Baca: Evaluasi Learning Loss Pasca-Pandemi
Menariknya, beberapa sekolah serta siswa bisa pulih dari learning loss lebih cepat dibanding yang lain. Apa saja faktor-faktor yang mempercepat pemulihan tersebut?
1. Penyesuaian Kurikulum
Literatur menunjukkan bahwa kurikulum di negara berkembang cenderung memiliki target pembelajaran yang ambisius. Indonesia, contohnya, memiliki target kurikulum yang tidak hanya banyak, tapi juga cenderung lebih tinggi dibanding target-target internasional.
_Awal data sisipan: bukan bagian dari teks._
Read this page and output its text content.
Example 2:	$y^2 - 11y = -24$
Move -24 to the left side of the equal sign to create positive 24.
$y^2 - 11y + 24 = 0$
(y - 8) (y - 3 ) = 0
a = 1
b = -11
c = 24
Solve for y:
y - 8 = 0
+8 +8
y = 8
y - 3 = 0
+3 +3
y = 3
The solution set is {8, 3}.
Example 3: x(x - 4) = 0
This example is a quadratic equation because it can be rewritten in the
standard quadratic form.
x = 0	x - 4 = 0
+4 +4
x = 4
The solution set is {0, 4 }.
Dalam kurikulum 2013, menghitung penjumlahan bilangan hingga 99 merupakan kompetensi yang harus dikuasai siswa kelas I. Namun, menurut Global Proficiency Framework Sustainable Development Goals (GPF SDG), kemampuan ini seharusnya dikuasai oleh siswa kelas II. GPF SDG menggambarkan tingkat kemahiran minimum membaca dan matematika di tingkat global yang diharapkan dikuasai siswa kelas I-IX.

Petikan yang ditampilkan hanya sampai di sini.